Instacart engineers described a redesign of its personalized marketing system to support hundreds of retail banners across its commerce platform using a configuration-driven multi-tenant architecture. The system enables retailers to run personalized campaigns without requiring separate per-tenant implementations, replacing earlier retailer-specific campaign systems.
Instacart reported 99.9% delivery success rate across retailers, and template updates propagate from configuration changes to production environments in under a minute due to the separation between configuration and execution layers with this redesign.
Storefront Pro sits on top of Instacart Marketplace, which provides the core commerce infrastructure powering retailer-facing commerce experiences. As adoption of Storefront Pro increased across hundreds of retail banners, campaign logic for definition, targeting, and execution was implemented separately for each retailer, which increased operational complexity and required repeated engineering effort to replicate similar functionality across tenants. Coordinating changes across retailers also became increasingly difficult due to divergent implementations.
To address this, Instacart introduced a centralized marketing platform built on shared commerce infrastructure. The platform consolidates campaign execution into a shared system while representing tenant-specific behavior through structured configuration rather than code.
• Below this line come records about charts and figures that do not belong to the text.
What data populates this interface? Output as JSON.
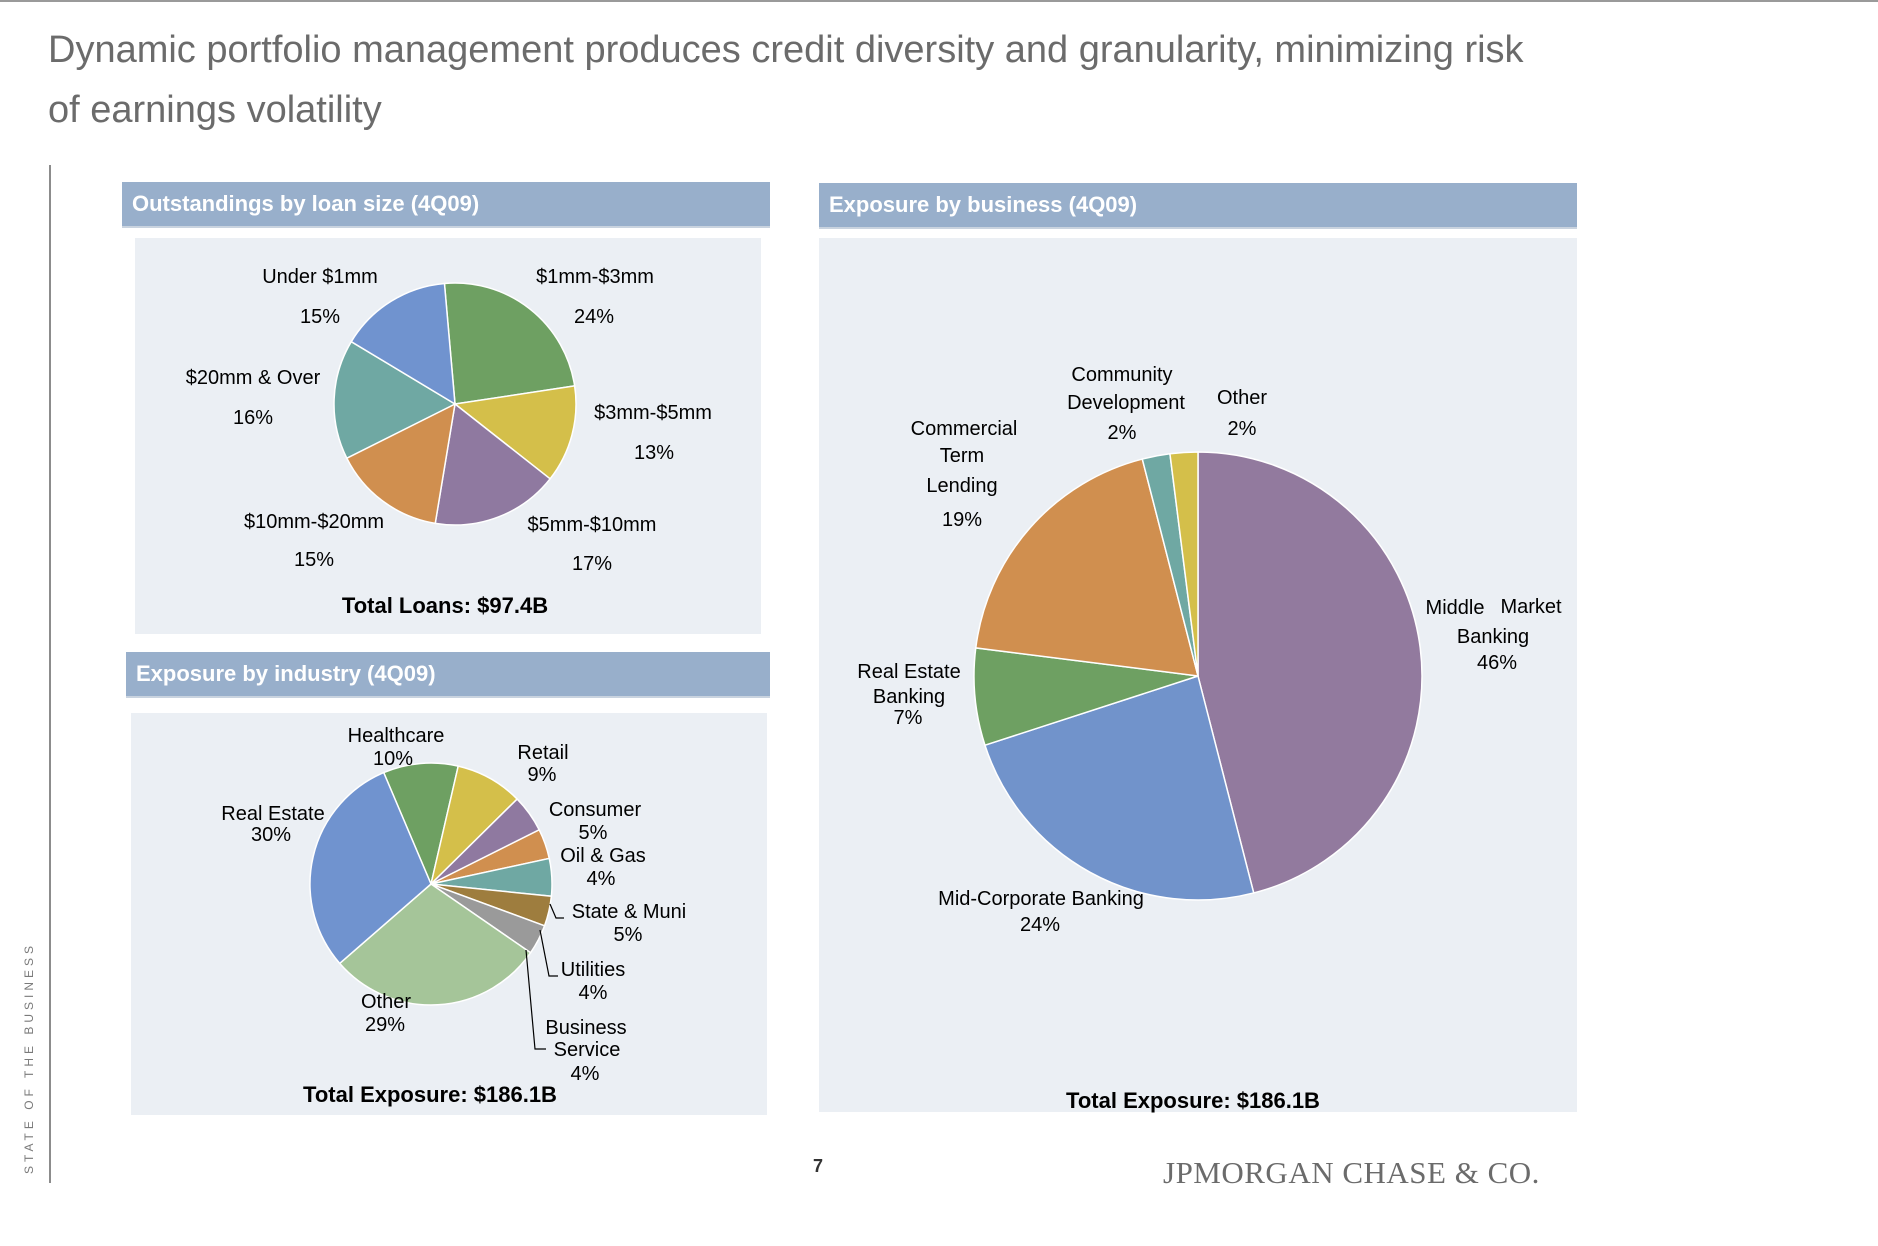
{
  "page": {
    "title_line1": "Dynamic portfolio management produces credit diversity and granularity, minimizing risk",
    "title_line2": "of earnings volatility",
    "side_label": "STATE OF THE BUSINESS",
    "page_number": "7",
    "logo_text": "JPMORGAN CHASE & CO."
  },
  "chart_data": [
    {
      "id": "loan-size",
      "type": "pie",
      "title": "Outstandings by loan size (4Q09)",
      "total_label": "Total Loans: $97.4B",
      "slices": [
        {
          "name": "$1mm-$3mm",
          "value": 24,
          "pct": "24%",
          "color": "#6ea062"
        },
        {
          "name": "$3mm-$5mm",
          "value": 13,
          "pct": "13%",
          "color": "#d4bf4a"
        },
        {
          "name": "$5mm-$10mm",
          "value": 17,
          "pct": "17%",
          "color": "#8f79a0"
        },
        {
          "name": "$10mm-$20mm",
          "value": 15,
          "pct": "15%",
          "color": "#d08f4f"
        },
        {
          "name": "$20mm & Over",
          "value": 16,
          "pct": "16%",
          "color": "#6fa8a3"
        },
        {
          "name": "Under $1mm",
          "value": 15,
          "pct": "15%",
          "color": "#7093cf"
        }
      ]
    },
    {
      "id": "industry",
      "type": "pie",
      "title": "Exposure by industry (4Q09)",
      "total_label": "Total Exposure: $186.1B",
      "slices": [
        {
          "name": "Healthcare",
          "value": 10,
          "pct": "10%",
          "color": "#6ea062"
        },
        {
          "name": "Retail",
          "value": 9,
          "pct": "9%",
          "color": "#d4bf4a"
        },
        {
          "name": "Consumer",
          "value": 5,
          "pct": "5%",
          "color": "#8f79a0"
        },
        {
          "name": "Oil & Gas",
          "value": 4,
          "pct": "4%",
          "color": "#d08f4f"
        },
        {
          "name": "State & Muni",
          "value": 5,
          "pct": "5%",
          "color": "#6fa8a3"
        },
        {
          "name": "Utilities",
          "value": 4,
          "pct": "4%",
          "color": "#9e7d3e"
        },
        {
          "name": "Business Service",
          "value": 4,
          "pct": "4%",
          "color": "#9a9a9a"
        },
        {
          "name": "Other",
          "value": 29,
          "pct": "29%",
          "color": "#a5c599"
        },
        {
          "name": "Real Estate",
          "value": 30,
          "pct": "30%",
          "color": "#7093cf"
        }
      ]
    },
    {
      "id": "business",
      "type": "pie",
      "title": "Exposure by business (4Q09)",
      "total_label": "Total Exposure: $186.1B",
      "slices": [
        {
          "name": "Middle Market Banking",
          "value": 46,
          "pct": "46%",
          "color": "#927a9e"
        },
        {
          "name": "Mid-Corporate Banking",
          "value": 24,
          "pct": "24%",
          "color": "#7193cb"
        },
        {
          "name": "Real Estate Banking",
          "value": 7,
          "pct": "7%",
          "color": "#6ea062"
        },
        {
          "name": "Commercial Term Lending",
          "value": 19,
          "pct": "19%",
          "color": "#d08f4f"
        },
        {
          "name": "Community Development",
          "value": 2,
          "pct": "2%",
          "color": "#6fa8a3"
        },
        {
          "name": "Other",
          "value": 2,
          "pct": "2%",
          "color": "#d4bf4a"
        }
      ]
    }
  ],
  "labels": {
    "loan": {
      "under1": "Under $1mm",
      "under1_pct": "15%",
      "m1_3": "$1mm-$3mm",
      "m1_3_pct": "24%",
      "m3_5": "$3mm-$5mm",
      "m3_5_pct": "13%",
      "m5_10": "$5mm-$10mm",
      "m5_10_pct": "17%",
      "m10_20": "$10mm-$20mm",
      "m10_20_pct": "15%",
      "m20": "$20mm & Over",
      "m20_pct": "16%"
    },
    "ind": {
      "healthcare": "Healthcare",
      "healthcare_pct": "10%",
      "retail": "Retail",
      "retail_pct": "9%",
      "consumer": "Consumer",
      "consumer_pct": "5%",
      "oil": "Oil & Gas",
      "oil_pct": "4%",
      "state": "State & Muni",
      "state_pct": "5%",
      "utilities": "Utilities",
      "utilities_pct": "4%",
      "business_1": "Business",
      "business_2": "Service",
      "business_pct": "4%",
      "other": "Other",
      "other_pct": "29%",
      "realestate": "Real Estate",
      "realestate_pct": "30%"
    },
    "bus": {
      "community_1": "Community",
      "community_2": "Development",
      "community_pct": "2%",
      "other": "Other",
      "other_pct": "2%",
      "ctl_1": "Commercial",
      "ctl_2": "Term",
      "ctl_3": "Lending",
      "ctl_pct": "19%",
      "mmb_1": "Middle",
      "mmb_2": "Market",
      "mmb_3": "Banking",
      "mmb_pct": "46%",
      "reb_1": "Real Estate",
      "reb_2": "Banking",
      "reb_pct": "7%",
      "mcb": "Mid-Corporate Banking",
      "mcb_pct": "24%"
    }
  }
}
This enables a single execution model to support multiple retailers while preserving controlled variation within defined platform boundaries.
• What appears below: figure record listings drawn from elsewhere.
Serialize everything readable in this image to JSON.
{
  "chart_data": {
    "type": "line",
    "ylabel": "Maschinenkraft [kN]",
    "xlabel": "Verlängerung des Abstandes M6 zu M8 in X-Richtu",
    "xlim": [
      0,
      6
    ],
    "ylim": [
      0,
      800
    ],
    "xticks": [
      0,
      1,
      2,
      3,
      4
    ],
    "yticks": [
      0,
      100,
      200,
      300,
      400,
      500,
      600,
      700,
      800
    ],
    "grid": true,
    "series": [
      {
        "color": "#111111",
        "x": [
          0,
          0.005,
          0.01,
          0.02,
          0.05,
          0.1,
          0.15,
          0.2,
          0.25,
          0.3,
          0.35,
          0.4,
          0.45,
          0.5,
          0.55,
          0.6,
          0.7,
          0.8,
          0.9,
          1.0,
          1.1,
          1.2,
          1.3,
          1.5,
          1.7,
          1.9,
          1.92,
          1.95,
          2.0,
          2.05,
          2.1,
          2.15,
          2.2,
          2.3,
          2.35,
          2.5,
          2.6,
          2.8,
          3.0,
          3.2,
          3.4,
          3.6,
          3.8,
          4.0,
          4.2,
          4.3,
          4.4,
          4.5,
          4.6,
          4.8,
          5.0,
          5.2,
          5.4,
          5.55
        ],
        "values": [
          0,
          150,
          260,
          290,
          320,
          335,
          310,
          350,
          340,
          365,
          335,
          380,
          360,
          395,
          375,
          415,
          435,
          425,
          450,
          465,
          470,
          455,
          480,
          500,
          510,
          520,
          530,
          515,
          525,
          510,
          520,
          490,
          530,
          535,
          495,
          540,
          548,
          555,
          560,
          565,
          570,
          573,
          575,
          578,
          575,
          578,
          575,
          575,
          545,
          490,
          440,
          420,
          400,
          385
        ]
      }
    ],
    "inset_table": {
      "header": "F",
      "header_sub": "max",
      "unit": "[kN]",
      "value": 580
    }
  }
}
The architecture follows a multi-tenant model in which a shared campaign engine processes definitions across all retailers. Each retailer defines campaign behavior through a structured configuration that is evaluated at runtime by the execution layer. Campaign capabilities are deployed once and made available across all Storefront Pro retailers without per-tenant integration changes, reducing duplication while maintaining controlled extensibility.

Multi-tenant campaign execution model with configuration-driven personalization (Source: Instacart Blog Post)
A key design constraint is balancing standardization with flexibility. The shared multi-tenant platform reduces operational complexity, while configuration-based extensibility provides controlled mechanisms for tenant-specific behavior within a unified execution model. Tenant isolation is enforced at both data and execution layers to maintain separation between retailers operating on the shared system.
The architecture separates campaign configuration, audience evaluation, message generation, and delivery into distinct processing stages. This modular separation enables independent evolution of each component without requiring full system redesigns when individual capabilities change, improving long-term maintainability of the system.
The platform supports iterative improvements in campaign behavior using runtime signals. One area under evaluation is the use of early campaign performance data to adjust ongoing executions, including comparing variant performance during active campaigns and adjusting message elements such as subject lines or creative variations based on observed engagement signals.
The system also supports experimentation with automated content generation workflows, including generating subject lines aligned with retailer brand constraints, suggesting copy variations based on prior campaign performance, and evaluating potential improvements before campaign launch. These capabilities operate as advisory components rather than replacing marketer decision-making.

Campaign lifecycle and personalization execution flow in a shared marketing platform (Source: Instacart Blog Post)
The event-driven architecture abstracts delivery channels behind a unified execution pipeline, enabling support for additional messaging channels beyond existing configurations. This design also allows future capabilities such as coordinated messaging across email, push notifications, and SMS, along with optimization of message timing based on user-level engagement patterns.
By shifting from retailer-specific implementations to a shared configuration-driven multi-tenant model, Instacart reduces duplication, improves operational consistency, and enables faster iteration across its marketing ecosystem while preserving controlled tenant-level customization.